No nos gloriemos en los hombres

«El Señor conoce los pensamientos de los sabios; sabe que no valen nada. Asi que no se jacten de seguir a un líder humano en particular». 1 Corintios 3: 20-21, NTV

ESTAMOS VIVIENDO EN TIEMPOS de corrupción moral, y los chicos y las chicas pecan con total descaro. A menos que nuestra juventud reciba verdadera protección espiritual, a menos que esté bien fundamentada en firmes principios, a menos que los jóvenes sean sumamente cuidadosos en la elección de sus amistades y de las publicaciones que alimentan su mente, quedarán indefensos frente a una sociedad cuya conducta es tan corrupta como lo era la de los habitantes de Sodoma. […]
Nuestra juventud tendrá que hacer frente a tentaciones de todo tipo, y es preciso que esté tan preparada que dependa de un poder superior, de una enseñanza superior a la que pueden dar los mortales. En todas partes hay quienes desprecian a nuestro Señor y que constantemente se refieren al cristianismo en forma despectiva. […]
Los que no tienen fortaleza moral, no pueden defender la verdad; no tienen valor para decir: «A menos que esta conversación termine, no puedo permanecer con ustedes. Jesús, el Redentor del mundo, es mi Salvador; en él se concentra mi esperanza de vida eterna». Pero esta es exactamente la forma en que se los puede reducir al silencio.

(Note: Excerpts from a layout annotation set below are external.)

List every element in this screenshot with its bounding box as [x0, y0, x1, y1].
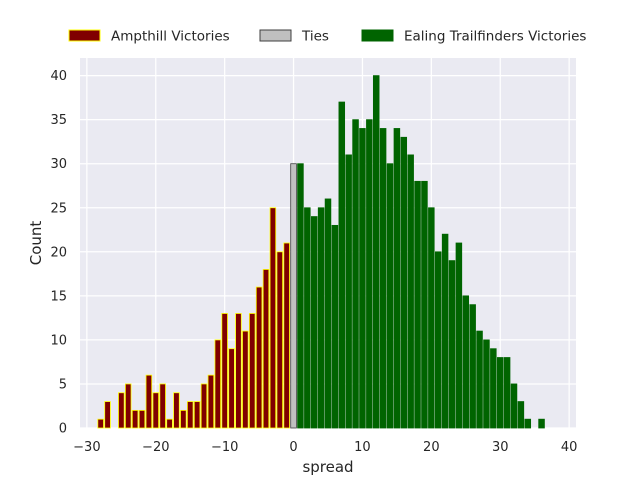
y-tick-label: 0	[59, 422, 67, 437]
histogram-bar	[400, 136, 408, 429]
histogram-bar	[386, 163, 394, 429]
histogram-bar	[255, 286, 263, 429]
histogram-bar	[414, 180, 421, 429]
histogram-bar	[166, 418, 173, 429]
histogram-bar	[290, 163, 297, 429]
histogram-bar	[469, 304, 476, 429]
histogram-bar	[283, 242, 290, 429]
histogram-bar	[214, 339, 222, 429]
bars	[97, 75, 545, 429]
histogram-bar	[538, 418, 545, 429]
histogram-bar	[490, 348, 497, 429]
histogram-bar	[421, 180, 428, 429]
histogram-bar	[517, 401, 525, 429]
x-tick-label: −10	[211, 440, 238, 455]
histogram-bar	[159, 383, 166, 429]
histogram-bar	[310, 216, 318, 429]
histogram-bar	[235, 313, 242, 429]
histogram-bar	[324, 198, 332, 429]
x-tick-label: 20	[423, 440, 440, 455]
histogram-bar	[483, 339, 490, 429]
histogram-bar	[242, 330, 249, 429]
histogram-bar	[173, 392, 180, 429]
histogram-bar	[180, 409, 187, 429]
histogram-bar	[441, 233, 449, 429]
histogram-bar	[269, 207, 277, 429]
y-axis-label: Count	[27, 221, 45, 266]
y-tick-label: 5	[59, 377, 67, 392]
legend: Ampthill Victories Ties Ealing Trailfinder…	[68, 29, 586, 45]
histogram-bar	[145, 374, 153, 429]
histogram-bar	[434, 251, 442, 429]
histogram-bar	[359, 128, 366, 429]
histogram-bar	[338, 101, 346, 429]
histogram-bar	[131, 409, 139, 429]
legend-label: Ties	[301, 29, 329, 45]
x-tick-label: 10	[354, 440, 371, 455]
histogram-bar	[331, 224, 339, 429]
histogram-bar	[352, 119, 359, 429]
y-tick-label: 25	[50, 201, 67, 216]
histogram-bar	[104, 401, 111, 429]
histogram-bar	[393, 128, 401, 429]
legend-swatch	[259, 29, 292, 42]
histogram-bar	[276, 251, 284, 429]
histogram-bar	[428, 207, 435, 429]
histogram-bar	[524, 418, 532, 429]
legend-label: Ampthill Victories	[111, 29, 230, 45]
histogram-bar	[138, 409, 146, 429]
histogram-bar	[379, 128, 387, 429]
y-tick-label: 40	[50, 69, 67, 84]
histogram-bar	[200, 383, 208, 429]
histogram-bar	[366, 119, 373, 429]
histogram-bar	[448, 260, 456, 429]
histogram-bar	[248, 313, 256, 429]
histogram-bar	[97, 418, 104, 429]
x-axis-label: spread	[302, 458, 353, 476]
histogram-bar	[304, 207, 311, 429]
histogram-bar	[345, 154, 352, 429]
histogram-bar	[193, 401, 201, 429]
histogram-bar	[503, 357, 511, 429]
histogram-bar	[262, 269, 270, 429]
histogram-bar	[228, 348, 235, 429]
x-tick-label: −20	[142, 440, 169, 455]
y-tick-label: 10	[50, 333, 67, 348]
histogram-bar	[118, 392, 125, 429]
histogram-bar	[207, 374, 215, 429]
histogram-bar	[372, 75, 380, 429]
histogram-bar	[407, 154, 414, 429]
legend-swatch	[361, 29, 394, 42]
y-tick-label: 35	[50, 113, 67, 128]
x-tick-label: −30	[73, 440, 100, 455]
y-tick-label: 20	[50, 245, 67, 260]
x-tick-labels: −30 −20 −10 0 10 20 30 40	[73, 440, 577, 455]
legend-swatch	[68, 29, 101, 42]
y-tick-labels: 0 5 10 15 20 25 30 35 40	[50, 69, 67, 436]
histogram-bar	[221, 313, 228, 429]
histogram-bar	[317, 207, 325, 429]
legend-label: Ealing Trailfinders Victories	[404, 29, 586, 45]
histogram-bar	[455, 242, 463, 429]
y-tick-label: 15	[50, 289, 67, 304]
x-tick-label: 0	[289, 440, 297, 455]
histogram-bar	[186, 401, 194, 429]
histogram-bar	[297, 163, 304, 429]
x-tick-label: 40	[561, 440, 578, 455]
x-tick-label: 30	[492, 440, 509, 455]
histogram-bar	[476, 330, 483, 429]
y-tick-label: 30	[50, 157, 67, 172]
histogram-bar	[510, 383, 518, 429]
histogram-bar	[496, 357, 504, 429]
histogram-bar	[462, 295, 470, 429]
histogram-bar	[152, 392, 160, 429]
histogram-bar	[124, 383, 132, 429]
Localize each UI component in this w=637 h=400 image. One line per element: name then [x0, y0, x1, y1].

Jóvenes cristianos, si ustedes discuten con ese tipo de gente, ellos tendrán argumentos para hacerles frente, y nada de lo que ustedes puedan decir los impresionará; pero si viven para Cristo, si son firmes a su lealtad al Dios del cielo, podrán hacer por ellos lo que los argumentos no pueden lograr, y los convencerán de la falacia de sus ideas por el poder de la piedad.— Sigas of the Times, 21 de abril de 1890.